Whole Brain Patterns of Cross-Frequency Coupling in ASD

Background: Phase amplitude coupling (PAC) has emerged as a fundamental resting-state mechanism by which low-frequency (4-12Hz) cortical oscillations modulate or gate higher frequency oscillations such as gamma-band activity (30-80Hz). PAC is thought to facilitate the input of long-range networks to local connections and subsequent processing. Abnormally high midline parietal-occipital resting-state alpha-gamma PAC has been previously observed in children with autism spectrum disorder (ASD). This study introduces a novel whole-brain mapping of PAC in order to elucidate the spatial pattern of resting-state cortical dysfunction in ASD.

Objectives: This study hypothesized that the PAC abnormalities in ASD are network-wide and pervasive.

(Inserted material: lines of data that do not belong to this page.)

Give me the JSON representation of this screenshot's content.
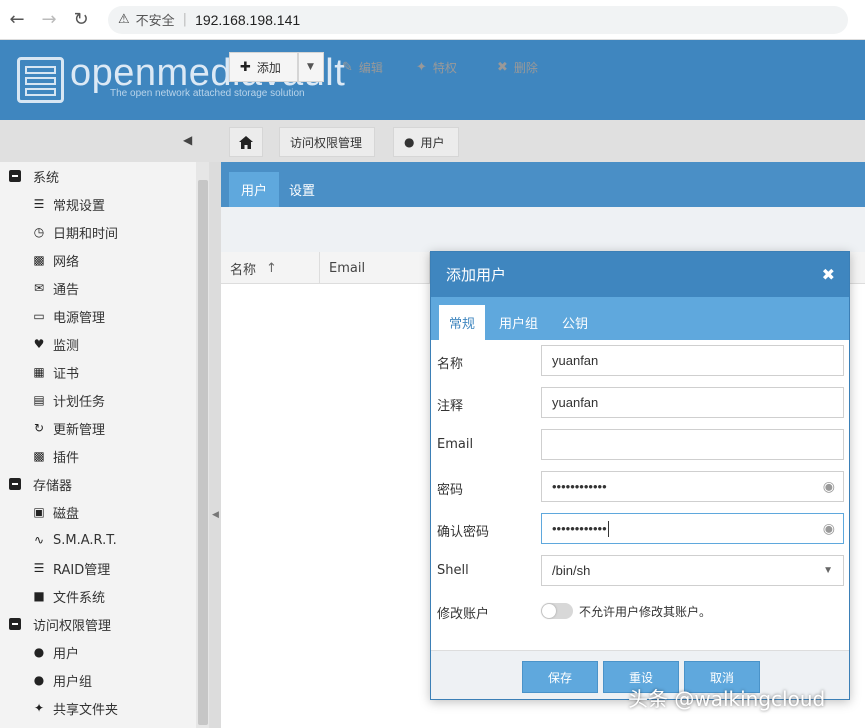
{
  "browser": {
    "insecure_label": "不安全",
    "url": "192.168.198.141"
  },
  "header": {
    "logo_text": "openmediavault",
    "logo_subtitle": "The open network attached storage solution"
  },
  "breadcrumb": {
    "items": [
      "访问权限管理",
      "用户"
    ]
  },
  "sidebar": {
    "groups": [
      {
        "label": "系统",
        "items": [
          "常规设置",
          "日期和时间",
          "网络",
          "通告",
          "电源管理",
          "监测",
          "证书",
          "计划任务",
          "更新管理",
          "插件"
        ]
      },
      {
        "label": "存储器",
        "items": [
          "磁盘",
          "S.M.A.R.T.",
          "RAID管理",
          "文件系统"
        ]
      },
      {
        "label": "访问权限管理",
        "items": [
          "用户",
          "用户组",
          "共享文件夹"
        ]
      }
    ]
  },
  "main": {
    "tabs": [
      "用户",
      "设置"
    ],
    "toolbar": {
      "add": "添加",
      "edit": "编辑",
      "privileges": "特权",
      "delete": "删除"
    },
    "columns": [
      "名称",
      "Email"
    ]
  },
  "dialog": {
    "title": "添加用户",
    "tabs": [
      "常规",
      "用户组",
      "公钥"
    ],
    "fields": {
      "name_label": "名称",
      "name_value": "yuanfan",
      "comment_label": "注释",
      "comment_value": "yuanfan",
      "email_label": "Email",
      "email_value": "",
      "password_label": "密码",
      "password_value": "••••••••••••",
      "confirm_label": "确认密码",
      "confirm_value": "••••••••••••",
      "shell_label": "Shell",
      "shell_value": "/bin/sh",
      "modify_label": "修改账户",
      "modify_toggle_text": "不允许用户修改其账户。"
    },
    "buttons": {
      "save": "保存",
      "reset": "重设",
      "cancel": "取消"
    }
  },
  "watermark": "头条 @walkingcloud"
}
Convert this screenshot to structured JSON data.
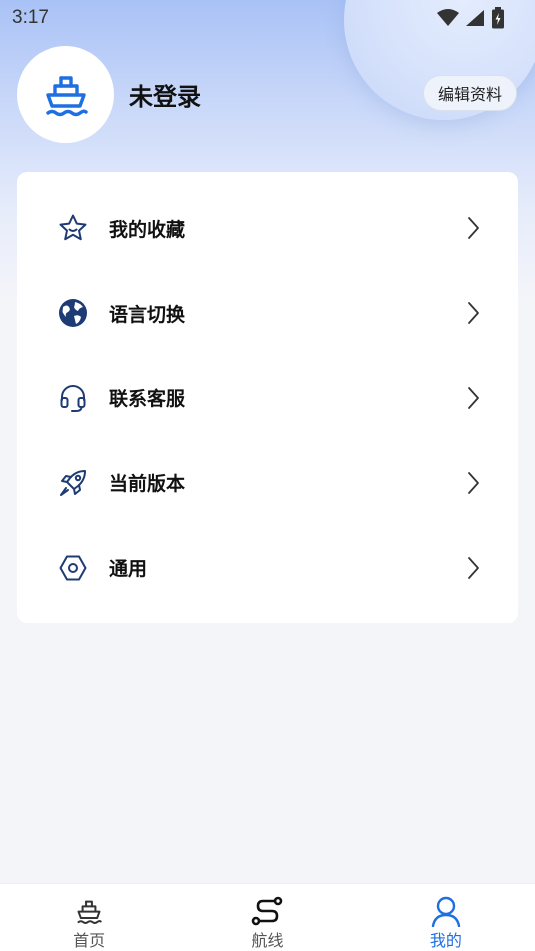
{
  "status_bar": {
    "time": "3:17"
  },
  "profile": {
    "name": "未登录",
    "edit_label": "编辑资料"
  },
  "menu": [
    {
      "label": "我的收藏",
      "icon": "star-icon"
    },
    {
      "label": "语言切换",
      "icon": "globe-icon"
    },
    {
      "label": "联系客服",
      "icon": "headset-icon"
    },
    {
      "label": "当前版本",
      "icon": "rocket-icon"
    },
    {
      "label": "通用",
      "icon": "settings-hexagon-icon"
    }
  ],
  "tabs": [
    {
      "label": "首页",
      "icon": "ship-icon",
      "active": false
    },
    {
      "label": "航线",
      "icon": "route-icon",
      "active": false
    },
    {
      "label": "我的",
      "icon": "user-icon",
      "active": true
    }
  ],
  "colors": {
    "accent": "#1e6fe0",
    "icon_navy": "#1f3b73",
    "header_top": "#a9c2f6",
    "background": "#f4f5f9"
  }
}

Methods: Participants included 26 children with ASD (mean age = 9.5, SD = 2.2) and 22 typically developing (TD) children (mean age = 10.5, SD = 2.4). Five minutes of eyes-closed resting-state data were obtained using a 275-channel MEG system (VSM MedTech). Using BESA, a 15 regional source model assessed cortical activity across the entire brain at an approximately lobar level. At each cortical source, PAC was computed for each frequency pairing allowing whole-brain mapping of PAC (PAC-map) as a function of both space and frequency pairing. For this study, PAC between alpha (9 to 11 Hz) and gamma (30 to 40Hz) was examined.

Results: Across both ASD and controls, PAC decreased with age in midline frontal, left parietal and right parietal regions (p<0.05, each). In the ASD group, PAC was lower in midline frontal, left parietal, and right parietal regions (p<0.05 each) and elevated in the occipital-parietal midline region (p<0.05) compared to controls. In the midline frontal region, PAC decreased with age at a slower rate in ASD than controls (p<0.01).

Conclusions: PAC was visualized throughout the cerebral cortex to enable characterization of the development and heterogeneity of this vital neural network process. A primary finding was that PAC decreased in frontal and parietal regions as a function of age, with a slower frontal PAC decrease in ASD than controls. Whole brain PAC-map may form the foundation of future studies examining spatial patterns of cortical dysfunction in ASD.